Define an API to allow web applications access to keys normally reserved for browser or platform shortcuts. Goals for the API are:
See Chromium issue 84332. Issues 71476, 84288 and 32787 provide additional background.
Approaches to defining an API can generally be characterized on four properties:
Some potential approaches are outlined below.
Enable/Disable All-But-One Reserved Keys
The simplest API for applications to make use of is one which completely disables browser accelerated reserved keys, leaving them available for the application to use.

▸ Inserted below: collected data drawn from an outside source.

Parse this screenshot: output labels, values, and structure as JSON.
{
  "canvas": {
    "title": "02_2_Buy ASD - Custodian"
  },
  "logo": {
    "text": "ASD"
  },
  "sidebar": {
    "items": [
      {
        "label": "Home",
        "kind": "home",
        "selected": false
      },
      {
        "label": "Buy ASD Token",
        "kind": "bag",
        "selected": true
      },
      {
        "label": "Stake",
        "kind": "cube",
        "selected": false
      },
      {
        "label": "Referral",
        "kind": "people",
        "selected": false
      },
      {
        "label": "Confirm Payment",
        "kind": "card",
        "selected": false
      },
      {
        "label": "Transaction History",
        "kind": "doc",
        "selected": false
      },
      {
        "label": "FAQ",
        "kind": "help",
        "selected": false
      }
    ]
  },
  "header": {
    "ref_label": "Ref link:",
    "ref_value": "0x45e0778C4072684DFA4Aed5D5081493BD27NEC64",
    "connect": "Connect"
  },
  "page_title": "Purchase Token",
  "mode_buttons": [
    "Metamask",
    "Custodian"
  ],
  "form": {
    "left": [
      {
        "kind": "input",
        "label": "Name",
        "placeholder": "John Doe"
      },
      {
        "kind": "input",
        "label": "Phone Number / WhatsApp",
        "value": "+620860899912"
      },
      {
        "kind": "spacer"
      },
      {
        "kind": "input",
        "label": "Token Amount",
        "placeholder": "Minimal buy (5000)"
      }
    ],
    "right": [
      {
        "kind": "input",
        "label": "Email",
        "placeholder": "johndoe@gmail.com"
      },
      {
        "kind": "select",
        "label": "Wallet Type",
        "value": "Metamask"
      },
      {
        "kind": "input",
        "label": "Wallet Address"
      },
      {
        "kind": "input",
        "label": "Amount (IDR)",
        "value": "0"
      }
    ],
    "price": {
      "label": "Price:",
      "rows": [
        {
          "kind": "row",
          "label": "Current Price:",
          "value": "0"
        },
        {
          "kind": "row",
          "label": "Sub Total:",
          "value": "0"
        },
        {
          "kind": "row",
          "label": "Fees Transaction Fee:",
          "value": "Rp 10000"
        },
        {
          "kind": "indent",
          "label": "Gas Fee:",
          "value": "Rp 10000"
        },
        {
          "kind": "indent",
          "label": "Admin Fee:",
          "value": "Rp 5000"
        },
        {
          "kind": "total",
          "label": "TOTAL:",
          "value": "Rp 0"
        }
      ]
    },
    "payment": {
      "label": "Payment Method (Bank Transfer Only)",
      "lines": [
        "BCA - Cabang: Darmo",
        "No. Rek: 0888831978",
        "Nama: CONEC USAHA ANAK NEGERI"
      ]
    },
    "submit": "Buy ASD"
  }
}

However, we’ll generally need to retain one hot-key to re-enable them, as an escape hatch back to normal behaviour.
Escape via Hot-key
Specifying a fixed hot-key presents similar issues to reserved keys in general, in that the combination may be one the web app wanted to use, so it makes more sense for the application to specify the hot-key combination it wants the user to use to restore accelerators, and for the browser to arrange to display that. The browser would also need to verify that the selected combination was actually possible for the user to press.
For consistency across applications, it may be better to let applications specify a list of suitable combinations, and let the user choose which to use, across all installed applications.

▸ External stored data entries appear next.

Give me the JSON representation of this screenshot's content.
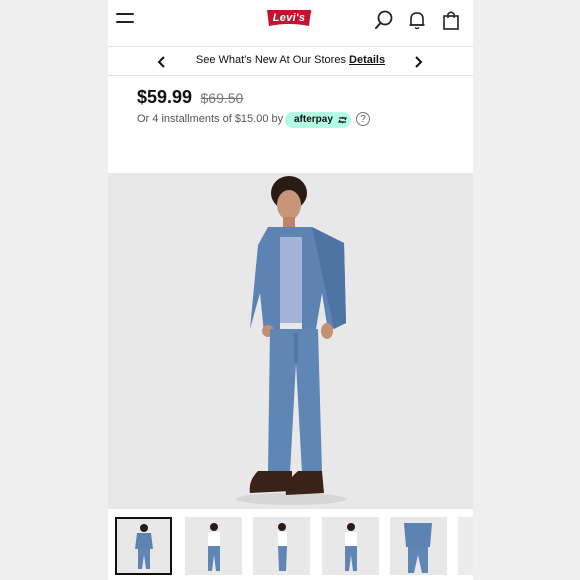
{
  "header": {
    "logo_text": "Levi's",
    "menu_icon": "hamburger-icon",
    "search_icon": "search-icon",
    "notifications_icon": "bell-icon",
    "bag_icon": "shopping-bag-icon",
    "brand_color": "#c41230"
  },
  "promo": {
    "text": "See What's New At Our Stores",
    "link": "Details",
    "prev_icon": "chevron-left-icon",
    "next_icon": "chevron-right-icon"
  },
  "price": {
    "current": "$59.99",
    "original": "$69.50",
    "installments_text": "Or 4 installments of $15.00 by",
    "afterpay_label": "afterpay",
    "afterpay_color": "#b2fce4",
    "help_symbol": "?"
  },
  "gallery": {
    "selected_index": 0,
    "thumbnail_count": 5
  }
}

Associate with Full-screen
Alternatively, if we assume that most apps requiring access to reserved keys will typically run full-screen, access to reserved keys might be dependent upon the full-screen state of the application, relying on the full-screen escape key to provide a way out. This is a problem for applications which need to use the Escape key, so would only really work in conjunction with an application-chosen escape-fullscreen hotkey. More fundamentally, many if not most games will require access to reserved keys, but are not designed to be run full-screen.
Enable/Disable Individual Reserved Keys
The API could allow applications to enumerate the reserved keys and to choose to disable those which it requires access to itself. This is complex for the application, and may lead too counter-intuitive behaviour for the user, since some browser accelerators then work while others don’t.
Reconfigure Individual Reserved Keys
A variant on enabling/disabling individual reserved keys is to allow applications to reconfigure them, to move them off combinations that the application itself wants to use. This maintains hot-keys for all actions, but even if the user is made aware of such changes, the level of user confusion is likely to be significant. This might be considered as an auxiliary API, used by applications which have disabled all accelerators, to voluntarily make specific ones (e.g. close Tab) available via a different key combination.
Enable/Disable Most Reserved Keys
Rather than enabling/disabling all reserved keys, a limited set of hot keys could be retained, such as Close Tab, providing a straightforward escape for the user. The main problem with this is that the Close Tab hot-key, for example, is one of the ones most commonly requested to be disabled by web applications, so this might work well for many applications, but not for all. Applications will also suffer from ambiguity as to what “most” means across different browsers.
Enable/Disable Reserved Key Sets
A variation on disabling all or most reserved key accelerators is to bundle them into sets of related reserved keys which applications may choose to disable, thereby providing a balance between fine-grained controls and blanket enable/disable. Again, the ambiguity as to which reserved keys appear in which sets poses a problem.